その発信源は紛れもなく僕のポケットにある携帯だ。
その無機質感にすこし煩わしく思いながらも、仕方なしに携帯を出し、相手を確認する。
『ヘタレ』
そう表示される言葉に、少し笑ってしまった。勿論、相手が誰かなんて勿論分かる。登録したのは紛れもない僕なんだから。

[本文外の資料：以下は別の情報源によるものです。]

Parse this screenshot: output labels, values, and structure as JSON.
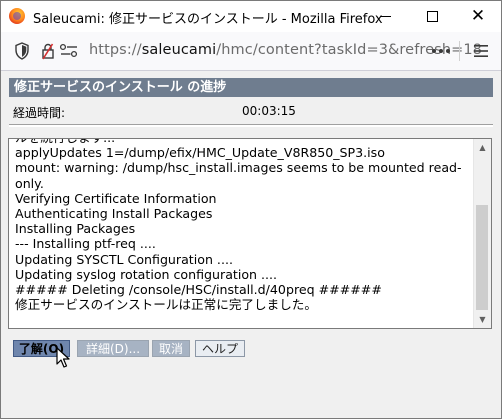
{
  "window": {
    "title": "Saleucami: 修正サービスのインストール - Mozilla Firefox",
    "controls": {
      "minimize": "minimize",
      "maximize": "maximize",
      "close": "close"
    }
  },
  "urlbar": {
    "scheme": "https://",
    "host": "saleucami",
    "path": "/hmc/content?taskId=3&refresh=18"
  },
  "panel": {
    "header": "修正サービスのインストール の進捗",
    "elapsed_label": "経過時間:",
    "elapsed_value": "00:03:15"
  },
  "log": {
    "lines": [
      "ルを続行します...",
      "applyUpdates 1=/dump/efix/HMC_Update_V8R850_SP3.iso",
      "mount: warning: /dump/hsc_install.images seems to be mounted read-",
      "only.",
      "Verifying Certificate Information",
      "Authenticating Install Packages",
      "Installing Packages",
      "--- Installing ptf-req ....",
      "Updating SYSCTL Configuration ....",
      "Updating syslog rotation configuration ....",
      "##### Deleting /console/HSC/install.d/40preq ######",
      "修正サービスのインストールは正常に完了しました。"
    ],
    "scroll_fraction": 0.6
  },
  "buttons": {
    "ok": "了解(O)",
    "details": "詳細(D)...",
    "cancel": "取消",
    "help": "ヘルプ"
  }
}
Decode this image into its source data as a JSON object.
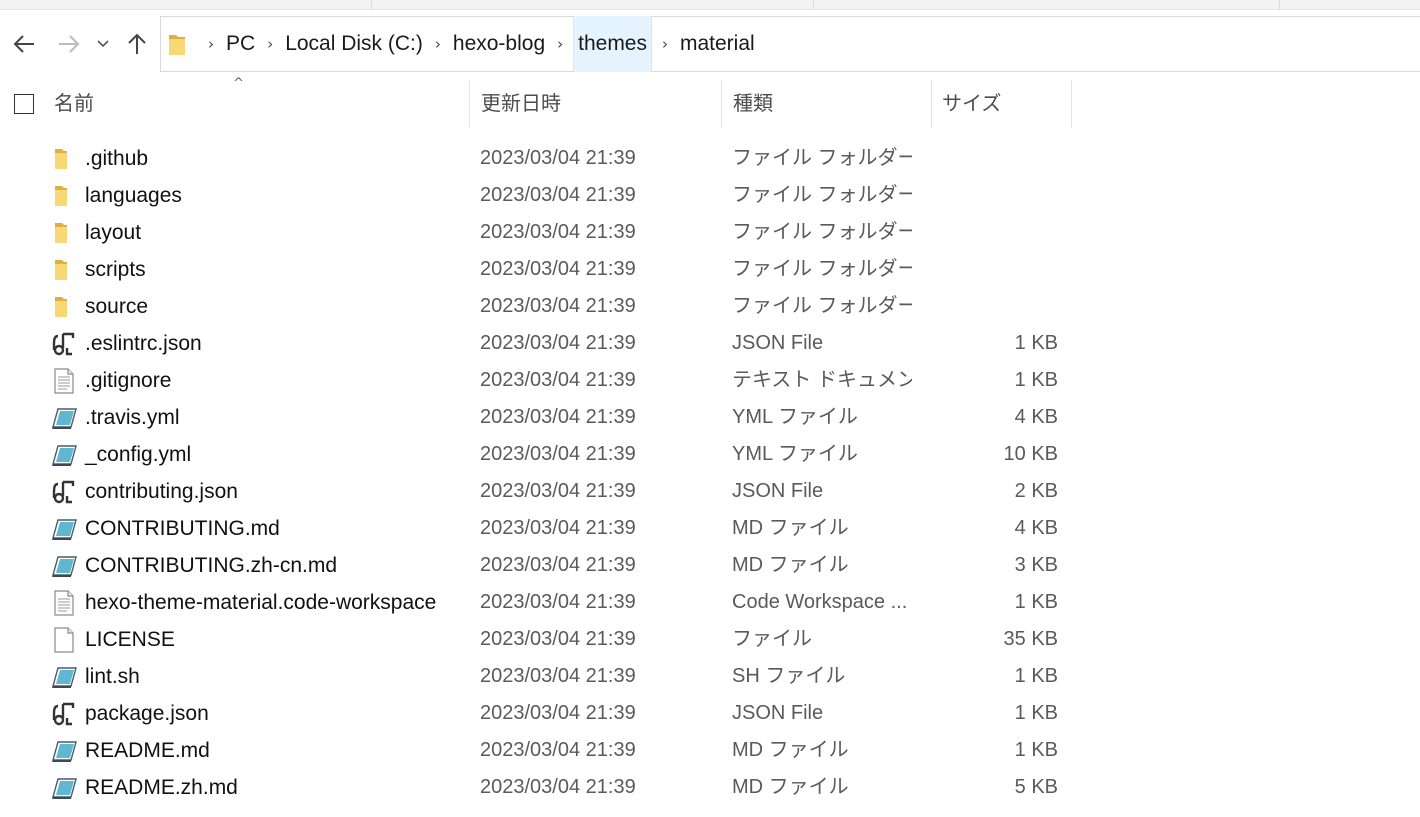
{
  "colors": {
    "folder": "#f8d775",
    "folder_dark": "#e0b03f",
    "crumb_highlight": "#e5f3ff",
    "text": "#1a1a1a",
    "muted": "#5a5a5a"
  },
  "address_bar": {
    "breadcrumbs": [
      {
        "label": "PC"
      },
      {
        "label": "Local Disk (C:)"
      },
      {
        "label": "hexo-blog"
      },
      {
        "label": "themes"
      },
      {
        "label": "material"
      }
    ]
  },
  "columns": {
    "name": "名前",
    "date": "更新日時",
    "type": "種類",
    "size": "サイズ"
  },
  "files": [
    {
      "name": ".github",
      "date": "2023/03/04 21:39",
      "type": "ファイル フォルダー",
      "size": "",
      "icon": "folder-icon"
    },
    {
      "name": "languages",
      "date": "2023/03/04 21:39",
      "type": "ファイル フォルダー",
      "size": "",
      "icon": "folder-icon"
    },
    {
      "name": "layout",
      "date": "2023/03/04 21:39",
      "type": "ファイル フォルダー",
      "size": "",
      "icon": "folder-icon"
    },
    {
      "name": "scripts",
      "date": "2023/03/04 21:39",
      "type": "ファイル フォルダー",
      "size": "",
      "icon": "folder-icon"
    },
    {
      "name": "source",
      "date": "2023/03/04 21:39",
      "type": "ファイル フォルダー",
      "size": "",
      "icon": "folder-icon"
    },
    {
      "name": ".eslintrc.json",
      "date": "2023/03/04 21:39",
      "type": "JSON File",
      "size": "1 KB",
      "icon": "json-file-icon"
    },
    {
      "name": ".gitignore",
      "date": "2023/03/04 21:39",
      "type": "テキスト ドキュメント",
      "size": "1 KB",
      "icon": "text-file-icon"
    },
    {
      "name": ".travis.yml",
      "date": "2023/03/04 21:39",
      "type": "YML ファイル",
      "size": "4 KB",
      "icon": "editor-file-icon"
    },
    {
      "name": "_config.yml",
      "date": "2023/03/04 21:39",
      "type": "YML ファイル",
      "size": "10 KB",
      "icon": "editor-file-icon"
    },
    {
      "name": "contributing.json",
      "date": "2023/03/04 21:39",
      "type": "JSON File",
      "size": "2 KB",
      "icon": "json-file-icon"
    },
    {
      "name": "CONTRIBUTING.md",
      "date": "2023/03/04 21:39",
      "type": "MD ファイル",
      "size": "4 KB",
      "icon": "editor-file-icon"
    },
    {
      "name": "CONTRIBUTING.zh-cn.md",
      "date": "2023/03/04 21:39",
      "type": "MD ファイル",
      "size": "3 KB",
      "icon": "editor-file-icon"
    },
    {
      "name": "hexo-theme-material.code-workspace",
      "date": "2023/03/04 21:39",
      "type": "Code Workspace ...",
      "size": "1 KB",
      "icon": "text-file-icon"
    },
    {
      "name": "LICENSE",
      "date": "2023/03/04 21:39",
      "type": "ファイル",
      "size": "35 KB",
      "icon": "blank-file-icon"
    },
    {
      "name": "lint.sh",
      "date": "2023/03/04 21:39",
      "type": "SH ファイル",
      "size": "1 KB",
      "icon": "editor-file-icon"
    },
    {
      "name": "package.json",
      "date": "2023/03/04 21:39",
      "type": "JSON File",
      "size": "1 KB",
      "icon": "json-file-icon"
    },
    {
      "name": "README.md",
      "date": "2023/03/04 21:39",
      "type": "MD ファイル",
      "size": "1 KB",
      "icon": "editor-file-icon"
    },
    {
      "name": "README.zh.md",
      "date": "2023/03/04 21:39",
      "type": "MD ファイル",
      "size": "5 KB",
      "icon": "editor-file-icon"
    }
  ]
}
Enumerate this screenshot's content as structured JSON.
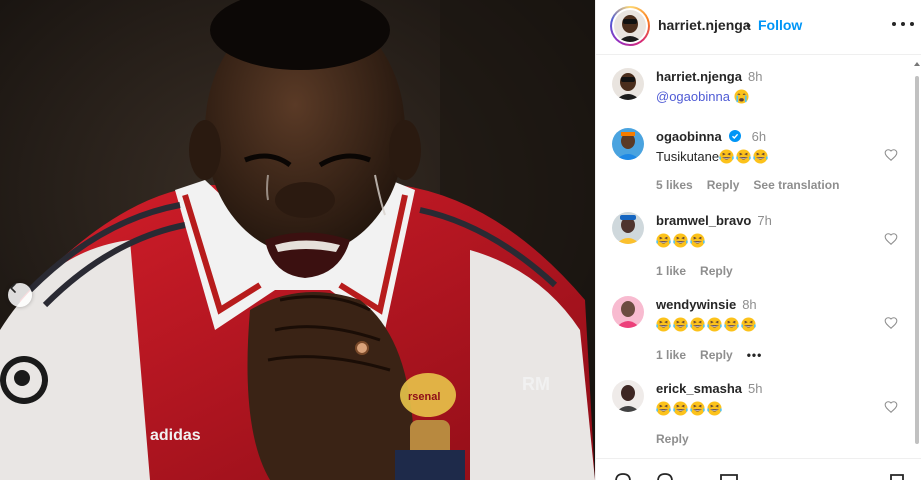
{
  "post": {
    "author": "harriet.njenga",
    "dot": "•",
    "follow_label": "Follow",
    "caption": {
      "user": "harriet.njenga",
      "time": "8h",
      "mention": "@ogaobinna",
      "emoji": "crying-face"
    }
  },
  "comments": [
    {
      "user": "ogaobinna",
      "verified": true,
      "time": "6h",
      "text": "Tusikutane",
      "emojis": 3,
      "likes": "5 likes",
      "reply": "Reply",
      "translate": "See translation"
    },
    {
      "user": "bramwel_bravo",
      "verified": false,
      "time": "7h",
      "text": "",
      "emojis": 3,
      "likes": "1 like",
      "reply": "Reply"
    },
    {
      "user": "wendywinsie",
      "verified": false,
      "time": "8h",
      "text": "",
      "emojis": 6,
      "likes": "1 like",
      "reply": "Reply",
      "more": "•••"
    },
    {
      "user": "erick_smasha",
      "verified": false,
      "time": "5h",
      "text": "",
      "emojis": 4,
      "reply": "Reply"
    }
  ],
  "icons": {
    "prev": "chevron-left-icon",
    "more": "more-options-icon",
    "heart": "heart-icon",
    "verified": "verified-badge-icon",
    "emoji": "laughing-tears-emoji"
  },
  "colors": {
    "follow": "#0095f6",
    "mention": "#4f5bd5",
    "jersey_red": "#c8102e"
  }
}
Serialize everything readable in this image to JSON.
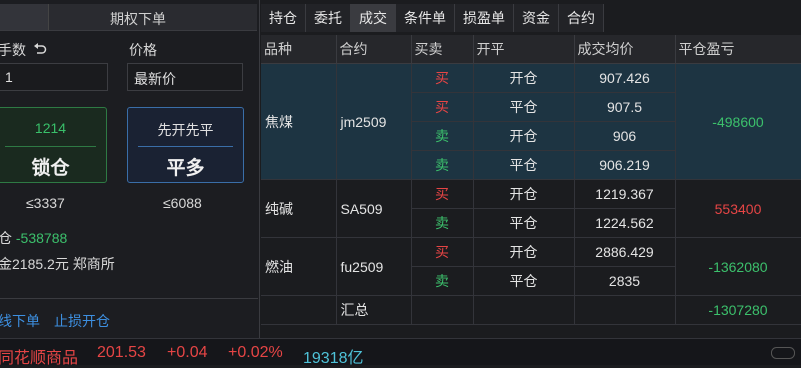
{
  "left": {
    "title": "期权下单",
    "qty_label": "手数",
    "price_label": "价格",
    "qty_value": "1",
    "price_value": "最新价",
    "btn_lock": {
      "top": "1214",
      "bottom": "锁仓"
    },
    "btn_open": {
      "top": "先开先平",
      "bottom": "平多"
    },
    "limit_left": "≤3337",
    "limit_right": "≤6088",
    "pos_label": "仓",
    "pos_value": "-538788",
    "margin_text": "金2185.2元 郑商所",
    "link1": "线下单",
    "link2": "止损开仓"
  },
  "tabs": [
    "持仓",
    "委托",
    "成交",
    "条件单",
    "损盈单",
    "资金",
    "合约"
  ],
  "table": {
    "headers": [
      "品种",
      "合约",
      "买卖",
      "开平",
      "成交均价",
      "平仓盈亏"
    ],
    "groups": [
      {
        "name": "焦煤",
        "code": "jm2509",
        "pnl": "-498600",
        "pnl_color": "#3cc06c",
        "rows": [
          {
            "side": "买",
            "oc": "开仓",
            "price": "907.426"
          },
          {
            "side": "买",
            "oc": "平仓",
            "price": "907.5"
          },
          {
            "side": "卖",
            "oc": "开仓",
            "price": "906"
          },
          {
            "side": "卖",
            "oc": "平仓",
            "price": "906.219"
          }
        ]
      },
      {
        "name": "纯碱",
        "code": "SA509",
        "pnl": "553400",
        "pnl_color": "#e64545",
        "rows": [
          {
            "side": "买",
            "oc": "开仓",
            "price": "1219.367"
          },
          {
            "side": "卖",
            "oc": "平仓",
            "price": "1224.562"
          }
        ]
      },
      {
        "name": "燃油",
        "code": "fu2509",
        "pnl": "-1362080",
        "pnl_color": "#3cc06c",
        "rows": [
          {
            "side": "买",
            "oc": "开仓",
            "price": "2886.429"
          },
          {
            "side": "卖",
            "oc": "平仓",
            "price": "2835"
          }
        ]
      }
    ],
    "total_label": "汇总",
    "total_value": "-1307280"
  },
  "status": {
    "name": "同花顺商品",
    "price": "201.53",
    "change": "+0.04",
    "pct": "+0.02%",
    "volume": "19318亿"
  }
}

あんまり待たせてもあれだから、口元に薄く笑みを浮かべながらも応答ボタンに触れた。
「なんの御用ですか?ヘタレさん」
『ちょ……開口一番がそれかいな!』
「僕は事実を述べたまで。何、ヘタレが嫌なら浪速のヘタレスターとでも呼んであげようか?」
『なんでやねんっ!ヘタレちゃう、浪速のスピードスターや!』
「……自分で名乗る辺りに寒気を覚えるよ。普通そういうものは自分で名乗るのではなくて、人から言われるものでは?」
『なっ……も、もうええわ!桔梗の馬鹿っ!』
……不覚にも、可愛いと思ってしまった。なに、その馬鹿の言い方。お前が乙女か!
「……そっか。謙也は僕のこと嫌いだったんだよね、ごめん……切るわ」
『ちょ、ちょい待ちーや、誰もそんな事言っとらへん!』
「あ、そう。だったら別に良いんだけれども。」
謙也をからかうのもこれくらいにしておいて。
そろそろ本題に入るように促さねば、このままだとさらに脱線し兼ねない。
「謙也、わざわざ授業中に電話掛けてくるんだからよっぽどの用事でしょう?早く要件言ったら?」
『そ、そうや!あかん、完璧忘れとったわ……そうや、桔梗口調どうしたんや?いつものあのもの方言ちゃうから聞きなれへんのや。』
「あぁ……あれ?此処学校でしょ?誰に聞かれているか分からないから標準語で喋ってる。ほら、一応此処ってテニス強いでしょ?片割れのこと知ってる人、少なからず居る筈だよ。予防線は張るに越したことはないしね。」
『あ、そうか……』
「あはは、なんて声してるんだよ…あの事はもう良いんだから。ほら、さっさと要件述べる!」
『おう……あんな、##NAME2##行った学校、氷帝学園やろ?そこ、俺の従兄弟居るんや。んで……………』
「なに、いきなり黙って。……大丈夫、僕は平気だから」
『おん……桔梗には何も言わんと悪いと思ったんやけど、こっちで起きた事…軽くやで?喋ってもうたんや。ほんますまん、桔梗!』
「ああ、別にいいよそれくらい?まあ、一応その意図だけ聞いておこうかな。」
携帯から発せられる彼の言葉に、僕は少なからず驚いた。